Book Review: ‘The 272,’ by Rachel L. Swarns - The New York Times


I'm only one-third through Rachel Swarns new book but I can affirm David Blight's praise.  To have earned such praise by Professor Blight is a signal honor.
The literature facing up to the Church's failures is growing.  In the past year we have Maureen O'Connell's Undoing the Knots - five generations of American Catholic Anti-Blackness (Beacon) , and Christopher J.Kellerman, S.J.'s  All Oppression Shall Cease -  A History of Slavery, Abolitionism, and the  Catholic Church (Orbis).
As a Brooklyn-born Catholic, who grew up in purposely all-white Levittown, NY [see Richard Rothstein's the Color of Law]  (Economic Policy Institute) I recognize the self-satisfied blindness about race discrimination which is our legacy. The two "fresh starts" post Civil War Reconstruction, and Brown v Board and the 1964 Civil Rights Act were staggered starts. But six Supreme Court justices are blind to that.

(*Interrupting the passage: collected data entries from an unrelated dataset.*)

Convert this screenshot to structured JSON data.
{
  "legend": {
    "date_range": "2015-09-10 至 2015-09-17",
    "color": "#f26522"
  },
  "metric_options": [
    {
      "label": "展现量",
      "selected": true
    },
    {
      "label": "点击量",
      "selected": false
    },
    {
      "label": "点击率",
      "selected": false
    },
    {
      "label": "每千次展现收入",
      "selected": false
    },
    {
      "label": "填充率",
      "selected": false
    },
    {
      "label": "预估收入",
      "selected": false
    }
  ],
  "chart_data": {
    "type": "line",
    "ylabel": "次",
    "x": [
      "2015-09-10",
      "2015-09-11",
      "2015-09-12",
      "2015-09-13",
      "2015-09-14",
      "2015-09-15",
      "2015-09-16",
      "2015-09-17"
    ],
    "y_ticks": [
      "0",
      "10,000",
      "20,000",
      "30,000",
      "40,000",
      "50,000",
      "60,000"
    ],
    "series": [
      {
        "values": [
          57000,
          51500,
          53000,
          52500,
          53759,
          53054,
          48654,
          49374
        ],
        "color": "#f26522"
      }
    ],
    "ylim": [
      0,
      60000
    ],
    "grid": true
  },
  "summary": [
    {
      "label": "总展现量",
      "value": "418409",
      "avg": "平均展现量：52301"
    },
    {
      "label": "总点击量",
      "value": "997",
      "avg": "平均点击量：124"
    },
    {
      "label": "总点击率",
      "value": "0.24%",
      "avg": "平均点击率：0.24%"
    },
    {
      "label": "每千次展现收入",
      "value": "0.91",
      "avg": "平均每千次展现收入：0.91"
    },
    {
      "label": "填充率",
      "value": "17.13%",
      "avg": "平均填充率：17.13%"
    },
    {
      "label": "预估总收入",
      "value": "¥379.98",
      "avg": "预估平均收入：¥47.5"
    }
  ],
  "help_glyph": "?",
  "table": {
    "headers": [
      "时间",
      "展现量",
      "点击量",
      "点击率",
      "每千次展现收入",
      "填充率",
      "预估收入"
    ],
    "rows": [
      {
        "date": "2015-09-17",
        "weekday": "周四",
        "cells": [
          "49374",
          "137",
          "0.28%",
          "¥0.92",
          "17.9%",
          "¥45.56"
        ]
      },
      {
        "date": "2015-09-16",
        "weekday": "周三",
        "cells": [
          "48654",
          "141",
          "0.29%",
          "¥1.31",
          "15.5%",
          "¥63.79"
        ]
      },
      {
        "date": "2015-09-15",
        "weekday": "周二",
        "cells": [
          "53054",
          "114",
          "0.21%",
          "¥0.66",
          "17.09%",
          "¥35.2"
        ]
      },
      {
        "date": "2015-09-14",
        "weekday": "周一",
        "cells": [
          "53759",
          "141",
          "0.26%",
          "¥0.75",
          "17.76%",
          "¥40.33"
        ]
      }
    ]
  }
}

Rachel Swarns - an NYU journalism professor - is an elegant writer whose account of this newly recognized history of the flawed human institution - the Catholic Church - deserves wide readership.
- GWC

THE 272: The Families Who Were Enslaved and Sold to Build the American Catholic Church | By Rachel L. Swarns | Illustrated | 327 pp. | Random House | $28

Book Review: ‘The 272,’ by Rachel L. Swarns - The New York Times
Review by David Blight (author of the Pulitzer Prize-winning “Frederick Douglass: Prophet of Freedom” and the forthcoming “Yale and Slavery: A History.”

During the War of 1812, a large extended family of Mahoneys lived and labored as enslaved people on several plantations in southern Maryland. They were descendants of a Black woman named Ann Joice, who had arrived from England in approximately 1676 as an indentured servant. For years she served one of Maryland’s richest men, Charles Calvert, as a domestic in his manor house. In 1684 she was transferred to Calvert’s cousin Henry Darnall, a wealthy Catholic, who promptly burned her indenture papers, rendering her a slave for life.

In the midst of the war, Thomas Mulledy and William McSherry, two young Virginians, were students at the small Georgetown College (now Georgetown University) in Washington, D.C., the country’s first Catholic institution of higher learning, then little more than two decades old. Sons of Irish immigrants who had taken up slaveholding, the pair joined the Society of Jesus, an order of Catholic priests founded in 1540 and known the world over for their devotion to education and the creation of schools and colleges. The Jesuits grasped the path to power and wealth in antebellum Maryland, enslaving hundreds of people and operating several wheat and tobacco plantations in the state.

“The 272,” Rachel L. Swarns’s deeply researched and revelatory new book, is the story of the remarkable Mahoney clan and how their lives, nearly a century and a half after Ann Joice’s, intersected with those of Mulledy, McSherry and the Jesuits in one of American slavery’s most withering tragedies. “The 272” is a fascinating meditation on the meaning of slavery and of people converted to property and commodities — assets of wealth and objects of sale. It’s a book that journeys to slavery’s heart of darkness: to the separation of families, the terror of being sold into the vast unknown and of bodies transformed into profits and investments. But it is also the moving human story of some of the people who endured and survived this ordeal, and who have long awaited rediscovery.